An outstanding level of technical support is provided by the vibrant Odoo community association (OCA) of which WilldooIT is a founding member and a willing contributor.
WilldooIT’s support of our Odoo customers is no different than for our existing proprietary TIMMS product. All medium to large ERP implementations require experienced and professional project leaders, analysts, programmers and long-term service level agreements (SLA’s) in place, and WilldooIT has been providing such services for over 30+ years. Our SLA agreements provide unlimited support for a fixed monthly fee per user.
A common misconception is that open source software is less secure since the source code is available to all. However, this works both ways since open source software has many thousands of eyes scrutinising it ensures that flaws and security holes are found earlier. Odoo SA themselves issue timely security alerts with suggested patches should anything serious arise and WilldooIT apply them to all our hosted customers.
Of course security can be compromised by the application of weak username and passwords, however, this is not a fault of the software and can be enforced if required.
Security is also a function of the hosted platform. WilldooIT’s hosts are locked down with access only available via the use of security certificates. Additionally, WilldooIT scrutinises any 3rd party Odoo modules a customer may choose to ensure they are not attempting to steal any information.
Stability is clearly in Odoo’ favour in our opinion. Odoo has well-managed source code repositories with nightly run-bot builds that include rigorous exercising of the inbuilt test routines. It is our understanding that code is first released internally to the Odoo staff, then to the SaaS platform and finally to the long-term supported releases. This ensures that Odoo’s supported versions are well tested upon release. Of course, having such a vibrant and knowledgeable community, also helps to spot and bugs quickly. Indeed, WilldooIT has submitted several code changes to rectify any issues we have found. Stability, is not a problem for Odoo.
Images: Deposit Photos
Jonathan Wilson – Director of Sales (Odoo), WilldooIT
Jonathan has over 35 years’ experience in the IT industry, including 15 years the CEO and leader of WillowIT Pty Ltd. Jon’s vision led him to establishing establish WillowIT as the first Australian Odoo (formerly OpenERP) partner in 2009. Odoo is now the global leader in the provision of open source ERP and business software solutions. The company quickly established itself, becoming Odoo Best Partner Asia/Pacific on two occasions.
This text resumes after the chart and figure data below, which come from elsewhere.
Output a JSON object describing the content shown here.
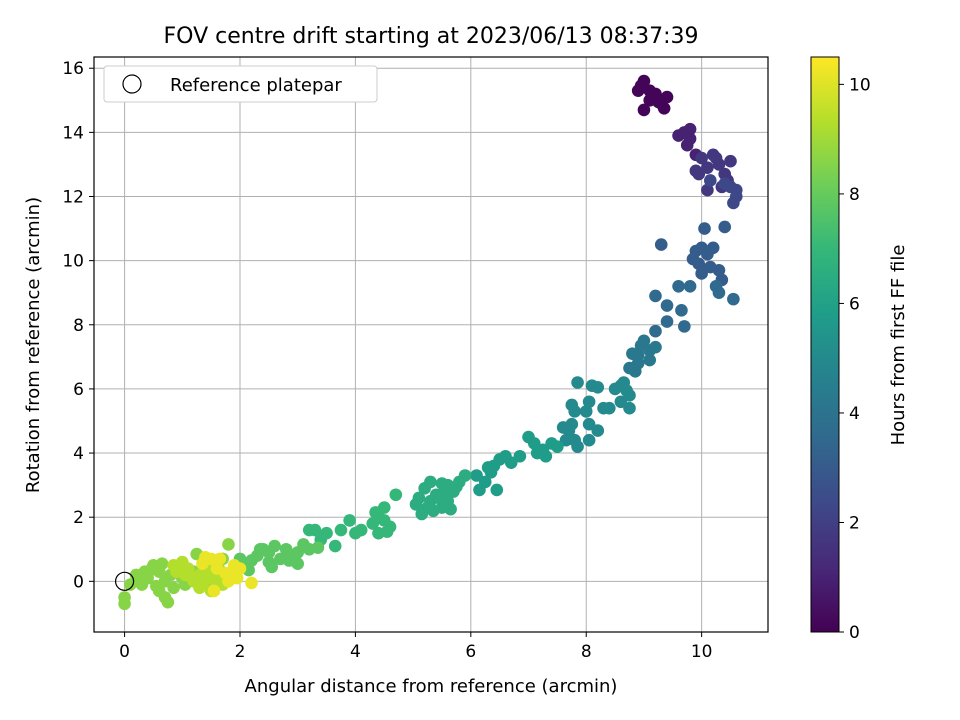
{
  "chart_data": {
    "type": "scatter",
    "title": "FOV centre drift starting at 2023/06/13 08:37:39",
    "xlabel": "Angular distance from reference (arcmin)",
    "ylabel": "Rotation from reference (arcmin)",
    "xlim": [
      -0.53,
      11.15
    ],
    "ylim": [
      -1.58,
      16.35
    ],
    "xticks": [
      "0",
      "2",
      "4",
      "6",
      "8",
      "10"
    ],
    "yticks": [
      "0",
      "2",
      "4",
      "6",
      "8",
      "10",
      "12",
      "14",
      "16"
    ],
    "grid": true,
    "legend": {
      "position": "top-left",
      "entries": [
        "Reference platepar"
      ]
    },
    "reference_point": {
      "x": 0,
      "y": 0
    },
    "colorbar": {
      "label": "Hours from first FF file",
      "range": [
        0,
        10.5
      ],
      "ticks": [
        "0",
        "2",
        "4",
        "6",
        "8",
        "10"
      ],
      "colormap": [
        "#440154",
        "#482878",
        "#3e4989",
        "#31688e",
        "#26828e",
        "#1f9e89",
        "#35b779",
        "#6ece58",
        "#b5de2b",
        "#fde725"
      ]
    },
    "series": [
      {
        "t": 0.1,
        "points": [
          [
            8.9,
            15.3
          ],
          [
            9.0,
            15.6
          ],
          [
            9.1,
            15.0
          ],
          [
            9.2,
            15.2
          ],
          [
            9.3,
            14.9
          ],
          [
            9.0,
            14.7
          ],
          [
            9.1,
            15.3
          ],
          [
            9.4,
            15.1
          ],
          [
            9.35,
            14.75
          ],
          [
            8.95,
            15.45
          ],
          [
            9.15,
            15.15
          ],
          [
            9.25,
            14.95
          ]
        ]
      },
      {
        "t": 1.0,
        "points": [
          [
            9.6,
            13.9
          ],
          [
            9.7,
            14.0
          ],
          [
            9.8,
            14.1
          ],
          [
            9.75,
            13.6
          ],
          [
            9.9,
            13.3
          ],
          [
            9.8,
            13.8
          ]
        ]
      },
      {
        "t": 1.7,
        "points": [
          [
            9.9,
            12.8
          ],
          [
            10.0,
            13.2
          ],
          [
            10.1,
            12.9
          ],
          [
            10.2,
            13.3
          ],
          [
            10.3,
            13.0
          ],
          [
            10.4,
            12.7
          ],
          [
            10.5,
            13.1
          ],
          [
            10.35,
            12.3
          ],
          [
            10.1,
            12.2
          ],
          [
            10.45,
            12.5
          ],
          [
            9.95,
            12.7
          ],
          [
            10.25,
            13.2
          ]
        ]
      },
      {
        "t": 2.3,
        "points": [
          [
            10.5,
            12.3
          ],
          [
            10.6,
            12.0
          ],
          [
            10.55,
            11.8
          ],
          [
            10.4,
            12.4
          ],
          [
            10.6,
            12.2
          ],
          [
            10.15,
            12.5
          ]
        ]
      },
      {
        "t": 3.1,
        "points": [
          [
            9.3,
            10.5
          ],
          [
            10.05,
            11.0
          ],
          [
            10.4,
            11.05
          ],
          [
            9.9,
            10.3
          ],
          [
            10.0,
            10.4
          ],
          [
            10.1,
            10.2
          ],
          [
            10.2,
            10.4
          ],
          [
            9.95,
            9.9
          ],
          [
            10.15,
            9.8
          ],
          [
            10.3,
            9.7
          ],
          [
            10.35,
            9.4
          ],
          [
            10.0,
            9.6
          ],
          [
            9.85,
            10.05
          ]
        ]
      },
      {
        "t": 3.6,
        "points": [
          [
            9.6,
            9.2
          ],
          [
            9.8,
            9.2
          ],
          [
            10.25,
            9.2
          ],
          [
            10.3,
            9.0
          ],
          [
            10.55,
            8.8
          ],
          [
            9.2,
            8.9
          ],
          [
            9.4,
            8.6
          ],
          [
            9.4,
            8.1
          ],
          [
            9.65,
            8.45
          ],
          [
            9.7,
            7.95
          ],
          [
            9.2,
            7.8
          ]
        ]
      },
      {
        "t": 4.2,
        "points": [
          [
            9.0,
            7.5
          ],
          [
            9.1,
            7.2
          ],
          [
            8.95,
            7.35
          ],
          [
            9.1,
            6.9
          ],
          [
            8.8,
            7.1
          ],
          [
            8.9,
            6.8
          ],
          [
            8.75,
            6.65
          ],
          [
            8.85,
            6.55
          ],
          [
            8.9,
            7.05
          ],
          [
            9.2,
            7.3
          ]
        ]
      },
      {
        "t": 5.0,
        "points": [
          [
            8.6,
            6.1
          ],
          [
            8.65,
            6.2
          ],
          [
            8.7,
            5.95
          ],
          [
            8.5,
            6.0
          ],
          [
            8.75,
            5.8
          ],
          [
            8.4,
            5.4
          ],
          [
            8.6,
            5.6
          ],
          [
            8.75,
            5.4
          ],
          [
            8.3,
            5.4
          ],
          [
            8.0,
            5.3
          ],
          [
            8.05,
            5.6
          ],
          [
            8.1,
            6.1
          ],
          [
            8.2,
            6.05
          ],
          [
            7.85,
            6.2
          ],
          [
            8.05,
            4.9
          ],
          [
            8.2,
            4.7
          ],
          [
            8.05,
            4.4
          ],
          [
            7.75,
            5.5
          ],
          [
            7.8,
            5.3
          ],
          [
            7.75,
            4.9
          ],
          [
            7.8,
            4.4
          ],
          [
            7.85,
            4.2
          ],
          [
            7.65,
            4.4
          ],
          [
            7.7,
            4.7
          ],
          [
            7.6,
            4.8
          ]
        ]
      },
      {
        "t": 5.8,
        "points": [
          [
            7.0,
            4.5
          ],
          [
            7.1,
            4.3
          ],
          [
            7.15,
            4.0
          ],
          [
            7.25,
            4.1
          ],
          [
            7.4,
            4.3
          ],
          [
            7.5,
            4.2
          ],
          [
            7.3,
            3.9
          ],
          [
            6.85,
            3.9
          ],
          [
            6.7,
            3.7
          ],
          [
            6.5,
            3.8
          ],
          [
            6.4,
            3.6
          ],
          [
            6.6,
            3.9
          ],
          [
            6.35,
            3.4
          ],
          [
            6.1,
            3.3
          ],
          [
            6.25,
            3.1
          ],
          [
            6.15,
            2.85
          ],
          [
            6.45,
            2.85
          ],
          [
            6.3,
            3.55
          ]
        ]
      },
      {
        "t": 6.5,
        "points": [
          [
            5.9,
            3.3
          ],
          [
            5.8,
            3.1
          ],
          [
            5.6,
            3.0
          ],
          [
            5.5,
            3.05
          ],
          [
            5.3,
            3.1
          ],
          [
            5.2,
            2.9
          ],
          [
            5.1,
            2.6
          ],
          [
            5.3,
            2.5
          ],
          [
            5.5,
            2.3
          ],
          [
            5.6,
            2.5
          ],
          [
            5.7,
            2.8
          ],
          [
            5.4,
            2.7
          ],
          [
            5.25,
            2.3
          ],
          [
            5.15,
            2.1
          ],
          [
            5.35,
            2.2
          ],
          [
            5.65,
            2.25
          ],
          [
            5.45,
            2.6
          ],
          [
            5.55,
            2.85
          ],
          [
            5.75,
            2.95
          ],
          [
            5.05,
            2.4
          ]
        ]
      },
      {
        "t": 7.0,
        "points": [
          [
            4.7,
            2.7
          ],
          [
            4.5,
            2.3
          ],
          [
            4.4,
            2.0
          ],
          [
            4.3,
            1.8
          ],
          [
            4.4,
            1.5
          ],
          [
            4.6,
            1.7
          ],
          [
            4.5,
            1.9
          ],
          [
            4.1,
            1.6
          ],
          [
            3.9,
            1.9
          ],
          [
            3.75,
            1.6
          ],
          [
            4.0,
            1.5
          ],
          [
            3.5,
            1.5
          ],
          [
            3.3,
            1.6
          ],
          [
            3.2,
            1.6
          ],
          [
            3.4,
            1.3
          ],
          [
            3.65,
            1.1
          ],
          [
            4.35,
            2.15
          ],
          [
            4.55,
            1.55
          ]
        ]
      },
      {
        "t": 7.8,
        "points": [
          [
            3.2,
            1.0
          ],
          [
            3.1,
            1.15
          ],
          [
            3.0,
            0.9
          ],
          [
            2.9,
            0.8
          ],
          [
            2.8,
            1.0
          ],
          [
            2.6,
            1.1
          ],
          [
            2.5,
            0.9
          ],
          [
            2.4,
            1.0
          ],
          [
            2.3,
            0.8
          ],
          [
            2.2,
            0.65
          ],
          [
            2.1,
            0.5
          ],
          [
            2.0,
            0.7
          ],
          [
            2.5,
            0.6
          ],
          [
            2.7,
            0.7
          ],
          [
            3.0,
            0.55
          ],
          [
            2.15,
            0.35
          ],
          [
            2.55,
            0.45
          ],
          [
            3.35,
            1.05
          ],
          [
            2.85,
            0.65
          ],
          [
            2.35,
            1.0
          ]
        ]
      },
      {
        "t": 8.6,
        "points": [
          [
            1.8,
            1.15
          ],
          [
            1.7,
            0.7
          ],
          [
            1.6,
            0.5
          ],
          [
            1.55,
            0.2
          ],
          [
            1.4,
            0.0
          ],
          [
            1.2,
            0.3
          ],
          [
            1.0,
            0.1
          ],
          [
            0.9,
            0.4
          ],
          [
            0.8,
            0.2
          ],
          [
            0.7,
            0.0
          ],
          [
            0.6,
            0.3
          ],
          [
            0.5,
            0.5
          ],
          [
            0.4,
            0.1
          ],
          [
            0.3,
            -0.1
          ],
          [
            0.2,
            0.2
          ],
          [
            0.1,
            -0.1
          ],
          [
            0.0,
            -0.5
          ],
          [
            0.0,
            -0.7
          ],
          [
            0.6,
            -0.3
          ],
          [
            0.7,
            -0.5
          ],
          [
            0.75,
            -0.65
          ],
          [
            0.65,
            0.55
          ],
          [
            1.25,
            0.85
          ],
          [
            1.05,
            -0.1
          ],
          [
            0.85,
            -0.2
          ],
          [
            0.45,
            0.35
          ],
          [
            0.35,
            0.3
          ],
          [
            0.25,
            0.0
          ],
          [
            0.55,
            -0.15
          ],
          [
            0.95,
            0.25
          ]
        ]
      },
      {
        "t": 9.3,
        "points": [
          [
            1.2,
            0.0
          ],
          [
            1.3,
            0.2
          ],
          [
            1.1,
            0.4
          ],
          [
            1.0,
            0.6
          ],
          [
            0.9,
            0.3
          ],
          [
            1.5,
            0.1
          ],
          [
            1.4,
            0.3
          ],
          [
            1.6,
            0.0
          ],
          [
            1.7,
            -0.1
          ],
          [
            1.8,
            0.2
          ],
          [
            1.5,
            -0.3
          ],
          [
            1.3,
            -0.2
          ],
          [
            1.15,
            0.15
          ],
          [
            1.45,
            0.45
          ],
          [
            0.85,
            0.5
          ],
          [
            1.65,
            0.35
          ],
          [
            1.35,
            -0.1
          ],
          [
            1.05,
            0.2
          ]
        ]
      },
      {
        "t": 10.2,
        "points": [
          [
            1.5,
            0.7
          ],
          [
            1.4,
            0.75
          ],
          [
            1.65,
            0.7
          ],
          [
            1.9,
            0.5
          ],
          [
            2.0,
            0.4
          ],
          [
            1.85,
            0.3
          ],
          [
            1.95,
            0.1
          ],
          [
            1.8,
            0.0
          ],
          [
            1.6,
            0.4
          ],
          [
            1.55,
            -0.3
          ],
          [
            2.2,
            -0.05
          ],
          [
            1.35,
            0.55
          ],
          [
            1.75,
            0.25
          ]
        ]
      }
    ]
  }
}
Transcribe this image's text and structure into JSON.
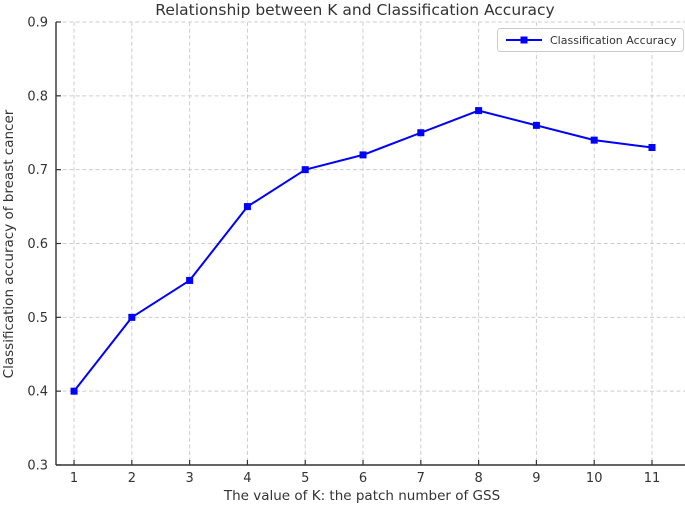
{
  "chart_data": {
    "type": "line",
    "title": "Relationship between K and Classification Accuracy",
    "xlabel": "The value of K: the patch number of GSS",
    "ylabel": "Classification accuracy of breast cancer",
    "x": [
      1,
      2,
      3,
      4,
      5,
      6,
      7,
      8,
      9,
      10,
      11
    ],
    "series": [
      {
        "name": "Classification Accuracy",
        "values": [
          0.4,
          0.5,
          0.55,
          0.65,
          0.7,
          0.72,
          0.75,
          0.78,
          0.76,
          0.74,
          0.73
        ],
        "color": "#0000ff",
        "marker": "square",
        "linestyle": "solid"
      }
    ],
    "xticks": [
      1,
      2,
      3,
      4,
      5,
      6,
      7,
      8,
      9,
      10,
      11
    ],
    "yticks": [
      0.3,
      0.4,
      0.5,
      0.6,
      0.7,
      0.8,
      0.9
    ],
    "xlim": [
      0.688,
      11.571
    ],
    "ylim": [
      0.3,
      0.9
    ],
    "grid": true,
    "grid_style": "dashed",
    "legend_position": "upper right"
  },
  "colors": {
    "line": "#0000ff",
    "grid": "#cdcdcd",
    "spine": "#333333",
    "text": "#333333",
    "legend_border": "#cccccc",
    "background": "#ffffff"
  }
}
As an author and founding partner of Nexus Business Software, Jonathan held the positions of Director and CTO for 12 years. At its peak, Nexus had over 1,000 active sites in Australia, Asia and Canada.
Previous technical management roles have been at the University of Melbourne, Melbourne Theatre Company and the Victorian Road Research Board.
Jonathan has proven expertise in business process design and experience in driving company growth. His strengths as a technical visionary have added value to the Group’s expansion plans.